This is a source code for the article Elixir vs Ruby: File I/O performance that you can find on the Phoenix on Rails blog. It's basically a sample text file processing script implemented in Elixir and Ruby that does the following:
- Loads the input CSV, line by line.
- Parses first column which is of format Some text N.
- Leaves only those lines where N is dividable by 2 or 5.
- Saves those filtered, but unchanged lines into another CSV.
It does so both in a streaming manner, which is slower but works with all file sizes, and as a faster but less secure and less universal one-shot read.
Disclaimer: I'm not after proving that either Elixir or Ruby is "better" at reading files. This is just an exercise to better understand the practical consequences of running simple command-line script via MRI vs running it in a complex Erlang VM environment.
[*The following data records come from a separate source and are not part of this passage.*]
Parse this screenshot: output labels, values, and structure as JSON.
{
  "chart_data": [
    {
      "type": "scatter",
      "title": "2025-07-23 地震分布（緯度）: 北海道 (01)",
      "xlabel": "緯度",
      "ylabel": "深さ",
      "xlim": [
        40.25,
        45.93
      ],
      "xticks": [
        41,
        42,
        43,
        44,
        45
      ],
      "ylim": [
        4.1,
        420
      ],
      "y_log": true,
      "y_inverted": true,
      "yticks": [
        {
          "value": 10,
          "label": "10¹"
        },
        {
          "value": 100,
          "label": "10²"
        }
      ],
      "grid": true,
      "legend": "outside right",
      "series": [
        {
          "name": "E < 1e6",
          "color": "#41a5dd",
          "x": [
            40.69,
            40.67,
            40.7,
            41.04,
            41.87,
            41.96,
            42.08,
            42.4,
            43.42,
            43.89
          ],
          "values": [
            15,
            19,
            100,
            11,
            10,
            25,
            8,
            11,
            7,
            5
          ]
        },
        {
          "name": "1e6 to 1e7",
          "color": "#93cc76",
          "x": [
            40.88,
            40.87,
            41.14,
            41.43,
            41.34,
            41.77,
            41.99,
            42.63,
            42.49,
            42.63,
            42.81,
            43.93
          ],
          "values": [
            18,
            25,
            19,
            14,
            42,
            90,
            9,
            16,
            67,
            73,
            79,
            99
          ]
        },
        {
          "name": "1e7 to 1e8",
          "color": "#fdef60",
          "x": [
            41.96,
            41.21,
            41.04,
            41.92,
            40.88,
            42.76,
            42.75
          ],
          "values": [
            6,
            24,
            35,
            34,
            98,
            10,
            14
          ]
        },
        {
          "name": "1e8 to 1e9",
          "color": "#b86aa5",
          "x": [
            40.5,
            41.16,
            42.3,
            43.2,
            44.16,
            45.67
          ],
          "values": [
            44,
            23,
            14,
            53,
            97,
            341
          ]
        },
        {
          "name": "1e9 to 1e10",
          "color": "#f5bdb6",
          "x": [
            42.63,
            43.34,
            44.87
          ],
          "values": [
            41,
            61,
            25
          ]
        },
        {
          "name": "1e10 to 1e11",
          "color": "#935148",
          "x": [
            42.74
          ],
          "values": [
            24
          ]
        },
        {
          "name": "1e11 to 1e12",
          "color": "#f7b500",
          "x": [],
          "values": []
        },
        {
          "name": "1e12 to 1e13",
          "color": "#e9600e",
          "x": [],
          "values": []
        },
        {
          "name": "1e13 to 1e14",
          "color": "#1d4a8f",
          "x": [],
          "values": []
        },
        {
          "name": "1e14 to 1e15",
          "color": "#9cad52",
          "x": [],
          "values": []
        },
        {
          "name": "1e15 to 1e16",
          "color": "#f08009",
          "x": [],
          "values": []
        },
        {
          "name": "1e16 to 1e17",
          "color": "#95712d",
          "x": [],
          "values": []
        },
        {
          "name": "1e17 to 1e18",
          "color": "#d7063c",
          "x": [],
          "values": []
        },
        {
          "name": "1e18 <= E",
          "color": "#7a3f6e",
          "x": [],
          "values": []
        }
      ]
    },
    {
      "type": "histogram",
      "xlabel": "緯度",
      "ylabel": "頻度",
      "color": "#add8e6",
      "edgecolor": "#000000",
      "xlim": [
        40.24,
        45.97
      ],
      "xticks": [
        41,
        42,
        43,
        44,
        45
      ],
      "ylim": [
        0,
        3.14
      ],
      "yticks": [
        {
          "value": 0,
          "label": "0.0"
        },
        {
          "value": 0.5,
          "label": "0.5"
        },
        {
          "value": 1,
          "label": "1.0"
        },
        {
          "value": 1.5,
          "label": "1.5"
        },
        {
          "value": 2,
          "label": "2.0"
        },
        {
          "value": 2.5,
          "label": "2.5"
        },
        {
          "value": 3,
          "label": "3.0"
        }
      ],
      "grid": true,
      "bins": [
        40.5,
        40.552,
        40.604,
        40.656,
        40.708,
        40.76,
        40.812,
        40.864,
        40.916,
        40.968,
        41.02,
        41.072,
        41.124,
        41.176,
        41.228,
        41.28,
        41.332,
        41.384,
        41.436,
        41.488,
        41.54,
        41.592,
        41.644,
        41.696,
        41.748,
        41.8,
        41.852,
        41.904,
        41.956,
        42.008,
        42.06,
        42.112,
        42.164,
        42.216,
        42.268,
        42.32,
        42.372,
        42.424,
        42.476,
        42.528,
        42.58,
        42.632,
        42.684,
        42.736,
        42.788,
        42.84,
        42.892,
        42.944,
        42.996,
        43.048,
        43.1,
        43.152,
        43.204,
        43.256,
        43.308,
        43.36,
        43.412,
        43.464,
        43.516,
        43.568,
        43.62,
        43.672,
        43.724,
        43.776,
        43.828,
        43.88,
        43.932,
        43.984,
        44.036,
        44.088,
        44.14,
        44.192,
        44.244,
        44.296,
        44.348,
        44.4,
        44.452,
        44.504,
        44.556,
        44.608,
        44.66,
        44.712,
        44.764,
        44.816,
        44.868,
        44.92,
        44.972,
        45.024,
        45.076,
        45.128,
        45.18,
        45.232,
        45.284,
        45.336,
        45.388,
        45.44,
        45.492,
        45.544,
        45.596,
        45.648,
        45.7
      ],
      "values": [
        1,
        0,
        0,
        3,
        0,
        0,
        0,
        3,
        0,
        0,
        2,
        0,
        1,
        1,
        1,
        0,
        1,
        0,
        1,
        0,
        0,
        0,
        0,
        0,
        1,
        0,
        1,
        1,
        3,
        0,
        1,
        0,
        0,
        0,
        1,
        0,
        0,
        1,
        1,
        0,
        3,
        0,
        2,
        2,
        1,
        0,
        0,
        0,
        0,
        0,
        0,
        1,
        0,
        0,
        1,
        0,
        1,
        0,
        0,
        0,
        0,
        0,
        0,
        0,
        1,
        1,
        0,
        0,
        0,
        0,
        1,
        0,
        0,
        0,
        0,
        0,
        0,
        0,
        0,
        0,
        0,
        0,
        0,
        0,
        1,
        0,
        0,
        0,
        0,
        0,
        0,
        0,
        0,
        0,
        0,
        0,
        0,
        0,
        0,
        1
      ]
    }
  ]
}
You can generate sample CSV file of given size, compilant with the algorithm, like this:
ruby lib/generate.rb sample-500k.csv 500000
The syntax is: ruby lib/generate.rb <filename> <rows> [<cols>]
where <cols>
default to 3.
Elixir version:
MIX_ENV=prod mix escript.build
time ./process_csv sample-500k.csv [read | stream]
Ruby version:
time ruby lib/process_csv.rb sample-500k.csv [read | stream]
Please look into the article to see which optimizations I've tried. Open Pull Request if you've found a better way.